Ihr vollendet schöner Körper füllt sein gewohntes weißes Gazekleid, als hätte er nach rückwärts zusammengefaltete Flügel. Man denkt an einen Vogel, der auf seinem zarten, eleganten Bein träumend dasteht. Auch ist es bezaubernd, zu sehen, wie Hippolytas Federfächer um sie flattert und mit seinem weißen Fittich schlägt.

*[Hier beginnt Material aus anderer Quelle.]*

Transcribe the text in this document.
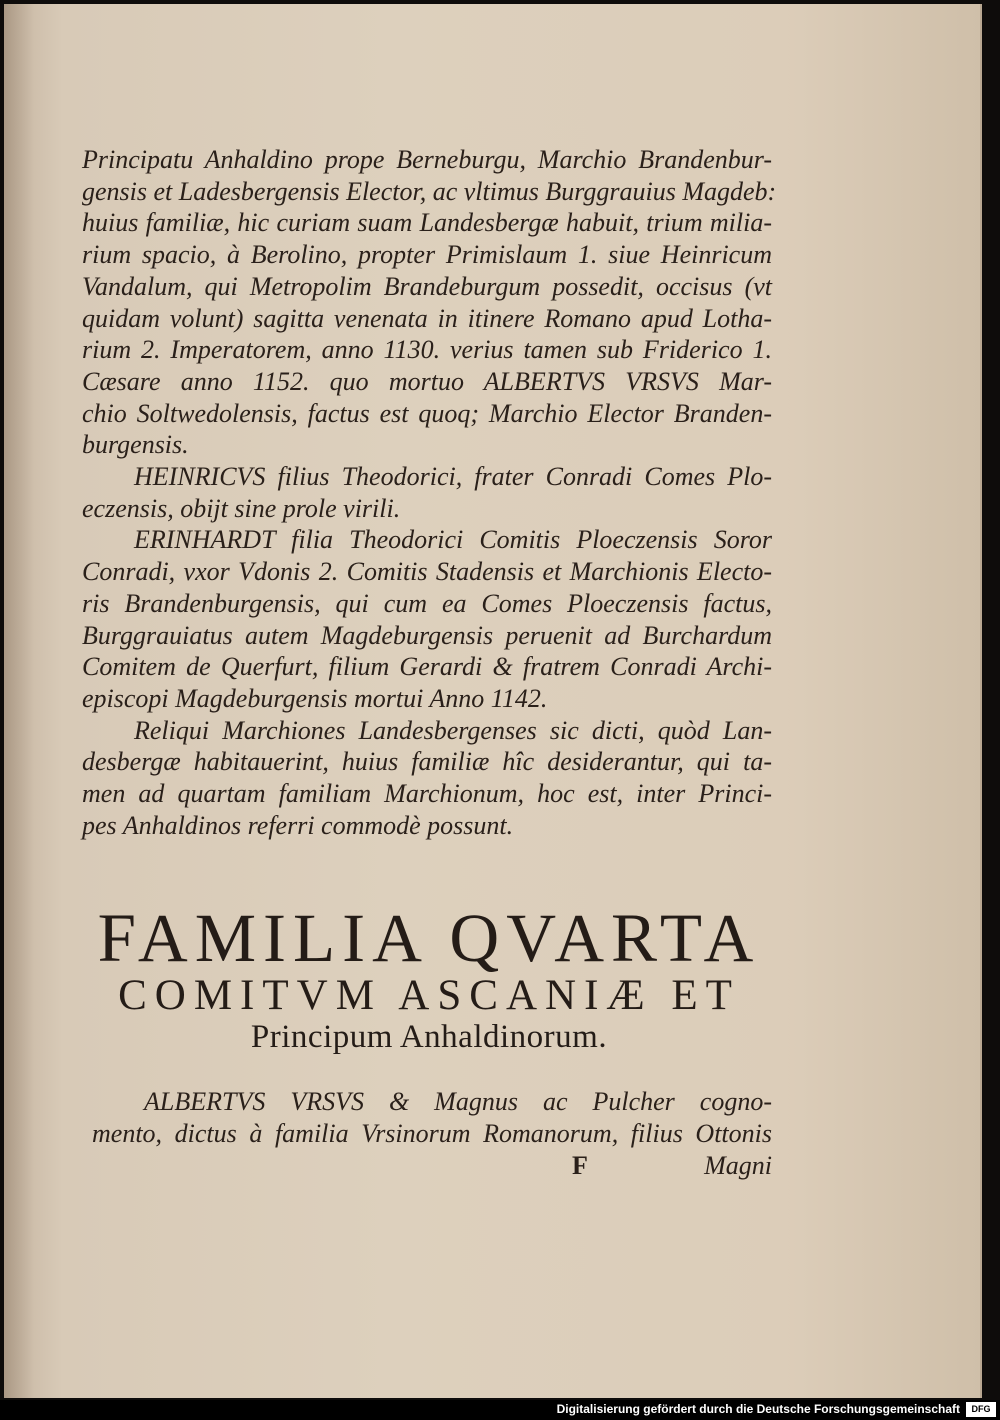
Principatu Anhaldino prope Berneburgu, Marchio Brandenbur-
gensis et Ladesbergensis Elector, ac vltimus Burggrauius Magdeb:
huius familiæ, hic curiam suam Landesbergæ habuit, trium milia-
rium spacio, à Berolino, propter Primislaum 1. siue Heinricum
Vandalum, qui Metropolim Brandeburgum possedit, occisus (vt
quidam volunt) sagitta venenata in itinere Romano apud Lotha-
rium 2. Imperatorem, anno 1130. verius tamen sub Friderico 1.
Cæsare anno 1152. quo mortuo ALBERTVS VRSVS Mar-
chio Soltwedolensis, factus est quoq; Marchio Elector Branden-
burgensis.
HEINRICVS filius Theodorici, frater Conradi Comes Plo-
eczensis, obijt sine prole virili.
ERINHARDT filia Theodorici Comitis Ploeczensis Soror
Conradi, vxor Vdonis 2. Comitis Stadensis et Marchionis Electo-
ris Brandenburgensis, qui cum ea Comes Ploeczensis factus,
Burggrauiatus autem Magdeburgensis peruenit ad Burchardum
Comitem de Querfurt, filium Gerardi & fratrem Conradi Archi-
episcopi Magdeburgensis mortui Anno 1142.
Reliqui Marchiones Landesbergenses sic dicti, quòd Lan-
desbergæ habitauerint, huius familiæ hîc desiderantur, qui ta-
men ad quartam familiam Marchionum, hoc est, inter Princi-
pes Anhaldinos referri commodè possunt.
FAMILIA QVARTA
COMITVM ASCANIÆ ET
Principum Anhaldinorum.
ALBERTVS VRSVS & Magnus ac Pulcher cogno-
mento, dictus à familia Vrsinorum Romanorum, filius Ottonis
F	Magni
Digitalisierung gefördert durch die Deutsche Forschungsgemeinschaft	DFG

Ich habe nie ihren Söhnen oder Neffen begegnen können, die alle ihre gekrümmte Nase haben, die schmalen Lippen, die durchdringenden Augen – ohne in Verwirrung zu geraten, denn ich erkannte ihre Rasse wieder, die zweifellos der Verbindung eines Vogels mit einer Göttin entsprossen ist. Durch die Metamorphose hindurch, die jetzt einen geflügelten Traum in die Weibesform bannt, erkenne ich den kleinen königlichen Kopf des Pfauen, hinter dem nun nicht mehr Wogen meerblau, meergrün wallen und schillern und hinter dem nicht mehr der Schaum seines mythologischen Gefieders sich ergießt. Sie aber gibt die Gestalt eines Fabelwesens, verbunden mit dem heiligen Schauer der Schönheit.